Что ж, если в глазах полиции школы, призванные воспитывать молодежь, выглядят подобным образом, это весьма печально. Однако Уно и сам не раз был свидетелем того, что под предлогом борьбы с дурным влиянием исключали провинившихся. Асао и Уэмуру когда-то тоже исключили из дневной школы. Ученики, исключенные из дневных школ за неуспеваемость, оседали в вечерних. А это порождало новые трудности: они плохо учились, все их помыслы были направлены лишь на то, чтобы где-нибудь подработать и развлечься. Подрабатывали в кафе и барах. Там они нередко попадали под влияние картежников и бездельников – и особенно легко те, кто приехал в Токио из провинции.
Дисциплина в школе становилась все хуже. Если рассказать о случившемся на педсовете, то, естественно, все подробности выплывут наружу, и неизвестно, чем все это кончится.
На другой день Уно вышел из дома пораньше и отправился навестить Юдзи. Дом Асао стоял на склоне горы, в окружении небольших фабрик и мастерских. Добираться туда было долго – электричкой и еще минут десять автобусом.
Сквозь стеклянную входную дверь Уно разглядел небольшую комнату. На деревянном полу, у стены, громоздились ящики из гофрированного картона, в центре, согнувшись над низеньким рабочим столиком, стоял седой изможденный мужчина. Уно приоткрыл дверь, она громко заскрипела, но мужчина даже не обернулся. Небольшим молоточком он вбивал латунные заклепки в просверленные в круглых стальных пластинах крохотные отверстия. Уно окликнул его. Мужчина наконец поднял голову, и во взгляде больших утомленных глаз, светившихся на его багровом осунувшемся лице, промелькнуло выражение, похожее на упрек – за то, что его оторвали от работы.

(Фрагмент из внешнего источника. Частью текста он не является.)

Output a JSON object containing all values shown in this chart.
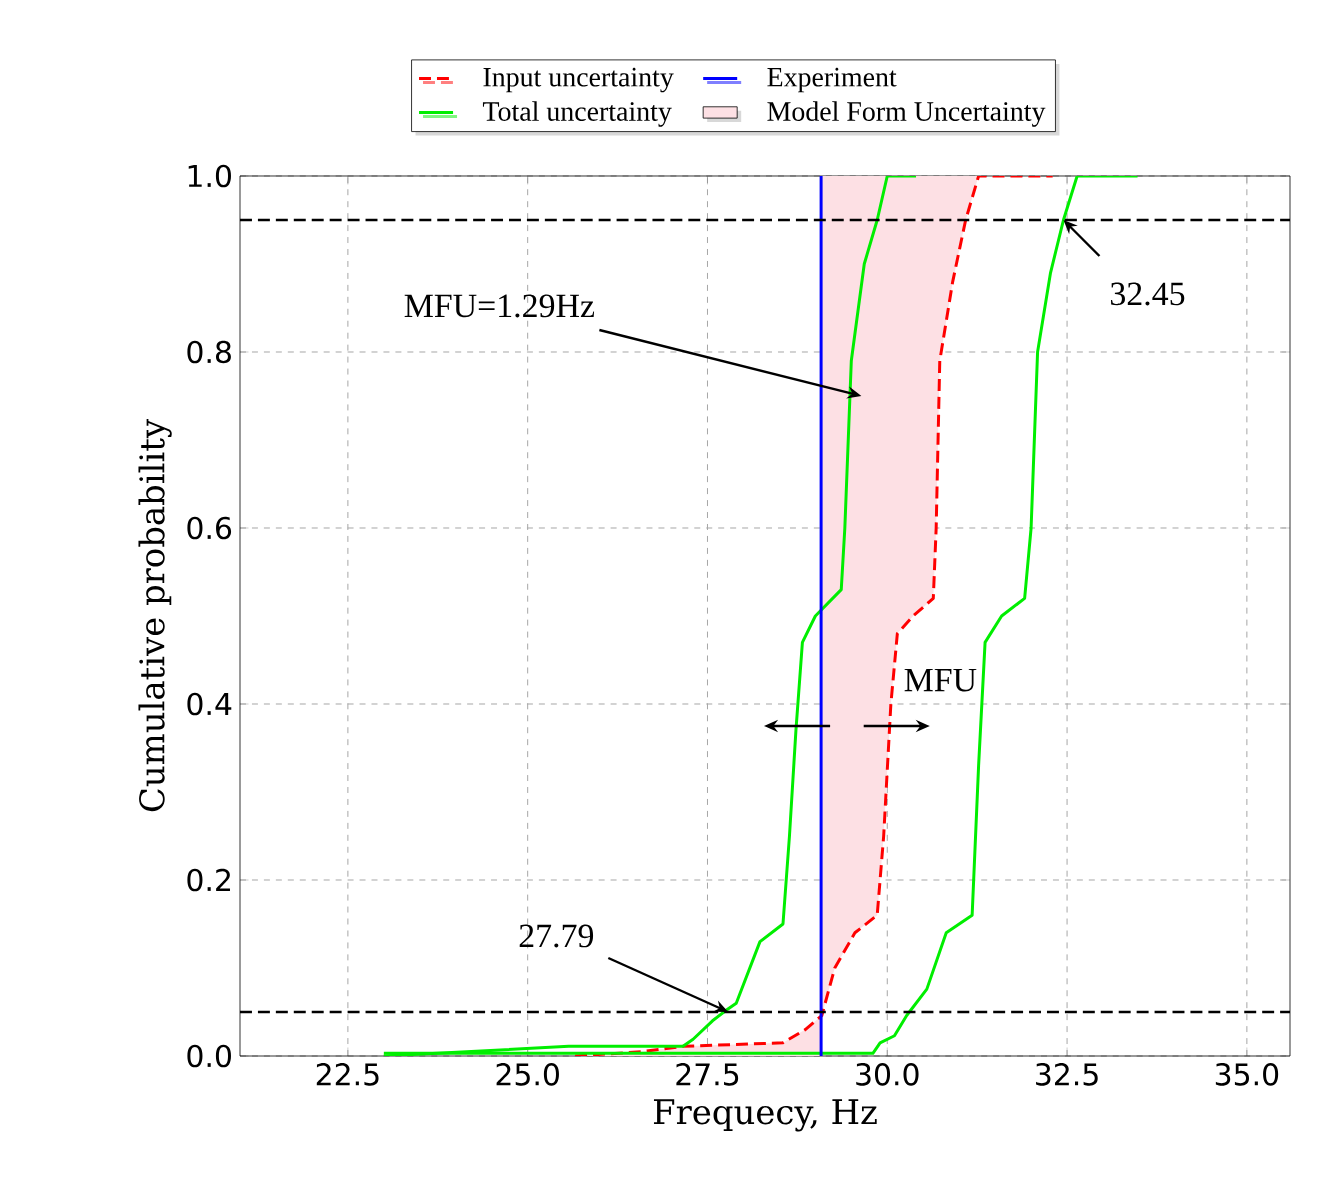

Он вновь склонился над столиком и молча продолжал постукивать молоточком. Уно смутился. Он вспомнил свой первый телефонный звонок в этот дом и понял, откуда шло размеренное постукивание, которое он слышал в трубке.

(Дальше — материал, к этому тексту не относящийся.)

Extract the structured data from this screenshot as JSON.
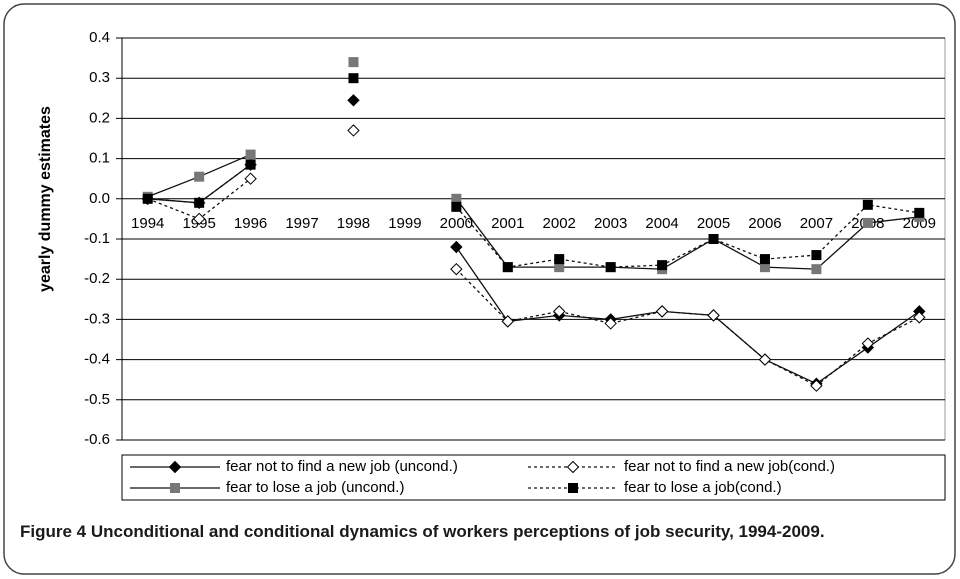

В этот момент отворилась дверь, по-видимому отделявшая мастерскую от жилого помещения, и на пороге появилась женщина лет сорока. При виде гостя она очень удивилась. Пока Уно в замешательстве объяснял ей, кто он, ее окруженные сеточкой мелких морщинок глаза растерянно блуждали по полу.
– Вы, вероятно, мать Юдзи Асао?
– У-гу… – неопределенно пробормотала женщина.
– Я слышал, что Юдзи вернулся. Вот приехал с ним повидаться.